Question

In a compound, atoms of element $Y$ form $ccp$ lattice and those of elements $X$ occupy $\dfrac{2}{3}{\text{rd}}$ of tetrahedral voids. The formula of the compound will be:
A.) ${X_4}{Y_3}$
B.) ${X_2}{Y_3}$
C.) ${X_2}Y$
D.) ${X_3}{Y_4}$

Answer 1

The total number of atoms for the $ccp$ lattice is four and the total number of tetrahedral voids can be given as twice the total number of atoms. The formula of the compound can be given by finding the ratio of the number of atoms in both the elements of the compound.

Complete step by step answer:
In this question, cubic close packing ($ccp$) lattice is that lattice in which the specific pattern of layers can be written as $ABCABC$ (If we consider the first layer as ‘$A$’, second layer as ‘$B$’ and third layer as ‘$C$’ ). This type of crystal pattern is also called face-centered cubic ($fcc$) In it, atoms are present at all the corners of the cube and at all the faces of the cube. Therefore, the total number of atoms in cubic closed packing ($ccp$) or face-centered cubic ($fcc$) can be given as:

Total atoms in $ccp = 8{\text{ corners}} \times \left( {\dfrac{1}{8}{\text{ per corner atom}}} \right) + 6{\text{ faces}} \times \left( {\dfrac{1}{2}{\text{ per face - centered atom}}} \right)$
$= 1 + 3 = 4$
Also, tetrahedral voids are the space left over by joining the centre of the sphere of the second layer which lie above the triangular voids of the first layer.
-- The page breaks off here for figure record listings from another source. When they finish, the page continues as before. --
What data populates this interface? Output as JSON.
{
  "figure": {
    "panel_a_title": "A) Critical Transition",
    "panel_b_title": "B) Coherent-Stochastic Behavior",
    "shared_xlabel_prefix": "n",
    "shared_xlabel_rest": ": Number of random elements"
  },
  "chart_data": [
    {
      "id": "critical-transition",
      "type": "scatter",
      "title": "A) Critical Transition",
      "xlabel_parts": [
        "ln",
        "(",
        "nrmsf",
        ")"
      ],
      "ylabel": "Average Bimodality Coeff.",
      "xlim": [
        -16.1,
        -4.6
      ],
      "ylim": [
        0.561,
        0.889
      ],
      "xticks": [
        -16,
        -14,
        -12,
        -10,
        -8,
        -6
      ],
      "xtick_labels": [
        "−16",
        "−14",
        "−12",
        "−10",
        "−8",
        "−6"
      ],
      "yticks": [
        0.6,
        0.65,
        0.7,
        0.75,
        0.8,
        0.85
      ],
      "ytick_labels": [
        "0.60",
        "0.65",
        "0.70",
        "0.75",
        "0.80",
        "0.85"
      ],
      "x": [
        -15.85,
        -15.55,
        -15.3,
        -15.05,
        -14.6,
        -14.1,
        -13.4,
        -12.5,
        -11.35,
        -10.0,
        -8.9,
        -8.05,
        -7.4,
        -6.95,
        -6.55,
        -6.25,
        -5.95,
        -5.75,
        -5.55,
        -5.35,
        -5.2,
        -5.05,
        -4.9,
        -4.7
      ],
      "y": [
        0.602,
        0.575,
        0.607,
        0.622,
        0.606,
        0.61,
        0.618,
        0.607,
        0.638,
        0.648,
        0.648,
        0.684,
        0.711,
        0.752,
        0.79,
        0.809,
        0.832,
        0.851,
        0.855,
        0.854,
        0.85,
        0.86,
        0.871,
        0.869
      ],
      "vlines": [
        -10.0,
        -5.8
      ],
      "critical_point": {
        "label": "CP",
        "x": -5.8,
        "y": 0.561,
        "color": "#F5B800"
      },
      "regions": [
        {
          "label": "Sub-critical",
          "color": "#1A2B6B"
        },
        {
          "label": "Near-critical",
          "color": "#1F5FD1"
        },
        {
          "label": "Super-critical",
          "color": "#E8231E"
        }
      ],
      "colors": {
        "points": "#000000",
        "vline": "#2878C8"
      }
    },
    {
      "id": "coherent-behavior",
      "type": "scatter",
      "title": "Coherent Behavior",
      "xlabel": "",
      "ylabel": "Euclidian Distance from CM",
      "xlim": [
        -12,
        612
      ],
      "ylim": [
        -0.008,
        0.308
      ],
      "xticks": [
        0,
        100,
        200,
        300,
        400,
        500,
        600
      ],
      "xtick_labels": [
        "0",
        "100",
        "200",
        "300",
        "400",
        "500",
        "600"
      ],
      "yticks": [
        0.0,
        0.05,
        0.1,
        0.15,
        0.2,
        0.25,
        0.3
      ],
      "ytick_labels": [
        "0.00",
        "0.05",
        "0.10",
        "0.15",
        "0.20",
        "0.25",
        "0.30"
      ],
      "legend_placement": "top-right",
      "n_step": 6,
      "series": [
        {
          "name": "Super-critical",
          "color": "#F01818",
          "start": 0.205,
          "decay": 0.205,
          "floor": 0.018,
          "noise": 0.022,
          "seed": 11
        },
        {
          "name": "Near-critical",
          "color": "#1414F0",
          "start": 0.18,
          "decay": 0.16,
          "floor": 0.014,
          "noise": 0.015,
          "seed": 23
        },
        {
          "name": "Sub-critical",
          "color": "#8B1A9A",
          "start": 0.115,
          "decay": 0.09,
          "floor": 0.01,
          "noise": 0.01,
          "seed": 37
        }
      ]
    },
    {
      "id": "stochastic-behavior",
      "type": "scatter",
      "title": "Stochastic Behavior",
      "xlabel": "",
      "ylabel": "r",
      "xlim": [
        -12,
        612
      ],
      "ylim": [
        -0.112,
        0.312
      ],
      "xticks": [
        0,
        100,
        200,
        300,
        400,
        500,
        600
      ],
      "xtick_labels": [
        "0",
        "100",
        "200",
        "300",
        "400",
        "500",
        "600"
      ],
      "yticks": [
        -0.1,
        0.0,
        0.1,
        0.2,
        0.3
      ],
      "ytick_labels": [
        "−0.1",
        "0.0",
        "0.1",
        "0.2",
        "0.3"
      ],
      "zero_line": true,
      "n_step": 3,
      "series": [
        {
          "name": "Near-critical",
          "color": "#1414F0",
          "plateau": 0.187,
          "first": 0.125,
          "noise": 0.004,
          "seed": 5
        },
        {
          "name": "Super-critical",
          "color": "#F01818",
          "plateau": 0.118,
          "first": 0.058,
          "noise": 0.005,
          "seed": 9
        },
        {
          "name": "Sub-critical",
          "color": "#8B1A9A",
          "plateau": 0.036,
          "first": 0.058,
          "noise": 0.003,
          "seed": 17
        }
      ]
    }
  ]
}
The number of tetrahedral voids can be given as twice the total number of atoms.
Tetrahedral voids$= 2 \times$ total number of atoms
In the question, as $Y$ element forms $ccp$ lattice, therefore
Number of atoms of $Y$ element$=$total number of atoms in $ccp = 4$
Also, Number of tetrahedral voids $= 2 \times {\text{ Total number of atoms = 2}} \times {\text{4 = 8}}$
As given in question, that element $X$ occupies $\dfrac{2}{3}rd$ of tetrahedral voids thus
Number of atoms of $X$ element $= \dfrac{2}{3} \times {\text{tetrahedral voids}}$
${\text{ = }}\dfrac{2}{3} \times 8 \\\ = \dfrac{{16}}{3} \\\$
Now, The ratio of atoms of $X$ to the atoms of $Y$ $= \dfrac{{16}}{3}:4$
$= 4:3$
Therefore, the formula of compound can be given as : ${X_4}{Y_3}$

So, the correct answer is Option A .

Note:
Remember that cubic close packing ($ccp$) is an alternative name given to the face centered cubic ($fcc$) structure. The total number of atoms is the same in both. The layers of plane sheets of atoms are arranged in a slightly different manner in them. When we place the atoms in octahedral voids then packing is of $ABCABC$type hence it is called as $ccp$ and $fcc$ stands for the unit cell.